I have a problem with most college movies. We either get the nerds seeking revenge on the jocks or the jocks trying to get laid. Both position women as objects to be hunted as prizes and with the rates of sexual assault in American Colleges its perhaps something we shouldn’t be encouraging in light hearted comedies. Neighbours 2 subverted that trope in having a foul mouthed sorority, and Richard Linklater perhaps gives us a slightly different look at it again, albeit still with some lingering feelings of objectification.
Everybody Wants Some follows a baseball team in 80’s Texas as they arrive for their first weekend before school and practice begins for the year. The team is comprised of new and old players and focuses on what happens when these men are taken away from their families and put together in a world where the only rules are that of the team. We are given the mandatory drinking and partying scenes as well as a central romance to tick all the genre boxes but where Everybody Wants Some differs is Linklaters ability to drill emotion into the journey.
By the end of the film, we are given a strong idea of the character of our protagonist Jake (Blake Jenner) as the moral centre, trying to fit in with the testosterone of the team but not giving away his more sensitive side. While the team camouflages itself to whichever look they think can help them get laid, Jake remains honest and demonstrates a clear interest in others rather than unsubtle pick up lines and quick tricks. We are given a clear distinction between good and bad that lets us take inspiration from one and find humour in the other.

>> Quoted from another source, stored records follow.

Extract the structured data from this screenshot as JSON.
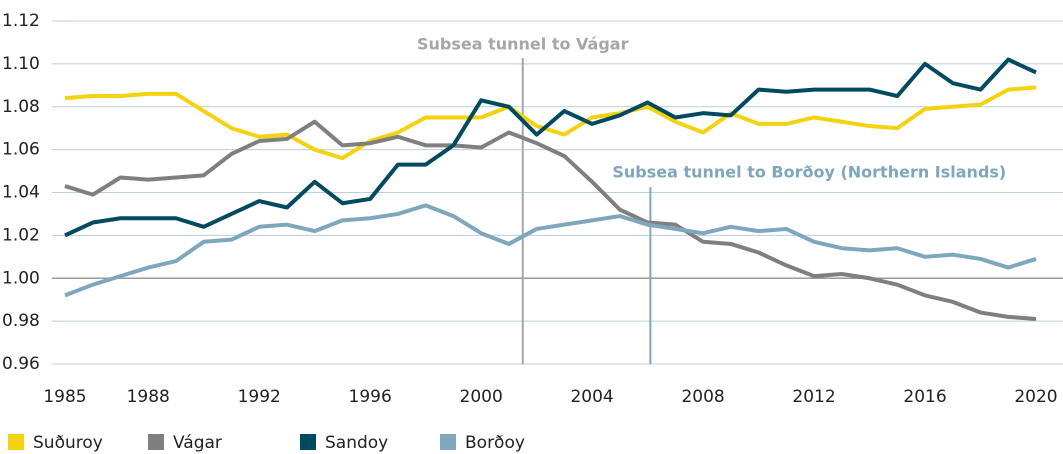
{
  "chart_data": {
    "type": "line",
    "x": [
      1985,
      1986,
      1987,
      1988,
      1989,
      1990,
      1991,
      1992,
      1993,
      1994,
      1995,
      1996,
      1997,
      1998,
      1999,
      2000,
      2001,
      2002,
      2003,
      2004,
      2005,
      2006,
      2007,
      2008,
      2009,
      2010,
      2011,
      2012,
      2013,
      2014,
      2015,
      2016,
      2017,
      2018,
      2019,
      2020
    ],
    "xlim": [
      1985,
      2020
    ],
    "xticks": [
      1985,
      1988,
      1992,
      1996,
      2000,
      2004,
      2008,
      2012,
      2016,
      2020
    ],
    "ylim": [
      0.96,
      1.12
    ],
    "yticks": [
      0.96,
      0.98,
      {
        "value": 1,
        "label": "1.00"
      },
      1.02,
      1.04,
      1.06,
      1.08,
      {
        "value": 1.1,
        "label": "1.10"
      },
      1.12
    ],
    "grid": true,
    "series": [
      {
        "name": "Suðuroy",
        "color": "#f5d20f",
        "values": [
          1.084,
          1.085,
          1.085,
          1.086,
          1.086,
          1.078,
          1.07,
          1.066,
          1.067,
          1.06,
          1.056,
          1.064,
          1.068,
          1.075,
          1.075,
          1.075,
          1.08,
          1.071,
          1.067,
          1.075,
          1.077,
          1.08,
          1.073,
          1.068,
          1.077,
          1.072,
          1.072,
          1.075,
          1.073,
          1.071,
          1.07,
          1.079,
          1.08,
          1.081,
          1.088,
          1.089
        ]
      },
      {
        "name": "Vágar",
        "color": "#807f80",
        "values": [
          1.043,
          1.039,
          1.047,
          1.046,
          1.047,
          1.048,
          1.058,
          1.064,
          1.065,
          1.073,
          1.062,
          1.063,
          1.066,
          1.062,
          1.062,
          1.061,
          1.068,
          1.063,
          1.057,
          1.045,
          1.032,
          1.026,
          1.025,
          1.017,
          1.016,
          1.012,
          1.006,
          1.001,
          1.002,
          1.0,
          0.997,
          0.992,
          0.989,
          0.984,
          0.982,
          0.981
        ]
      },
      {
        "name": "Sandoy",
        "color": "#004a60",
        "values": [
          1.02,
          1.026,
          1.028,
          1.028,
          1.028,
          1.024,
          1.03,
          1.036,
          1.033,
          1.045,
          1.035,
          1.037,
          1.053,
          1.053,
          1.062,
          1.083,
          1.08,
          1.067,
          1.078,
          1.072,
          1.076,
          1.082,
          1.075,
          1.077,
          1.076,
          1.088,
          1.087,
          1.088,
          1.088,
          1.088,
          1.085,
          1.1,
          1.091,
          1.088,
          1.102,
          1.096
        ]
      },
      {
        "name": "Borðoy",
        "color": "#7ea7bd",
        "values": [
          0.992,
          0.997,
          1.001,
          1.005,
          1.008,
          1.017,
          1.018,
          1.024,
          1.025,
          1.022,
          1.027,
          1.028,
          1.03,
          1.034,
          1.029,
          1.021,
          1.016,
          1.023,
          1.025,
          1.027,
          1.029,
          1.025,
          1.023,
          1.021,
          1.024,
          1.022,
          1.023,
          1.017,
          1.014,
          1.013,
          1.014,
          1.01,
          1.011,
          1.009,
          1.005,
          1.009
        ]
      }
    ],
    "annotations": [
      {
        "text": "Subsea tunnel to Vágar",
        "x": 2001.5,
        "color": "#a6a6a6"
      },
      {
        "text": "Subsea tunnel to Borðoy (Northern Islands)",
        "x": 2006.1,
        "color": "#7ea7bd"
      }
    ]
  }
}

The soundtrack is riotous, the costuming is impeccable and the production feels fluid and clear in its vision. This is the real potential of what all other college movies want to be. Without an evil dean, an enemy frat or a road trip, Everybody Wants Some gives us an honest look at the masculine experience that is carefully positioned between bravado and brains and is humorous and enjoyable without undermining itself with extreme objectification and cheap gross laughs.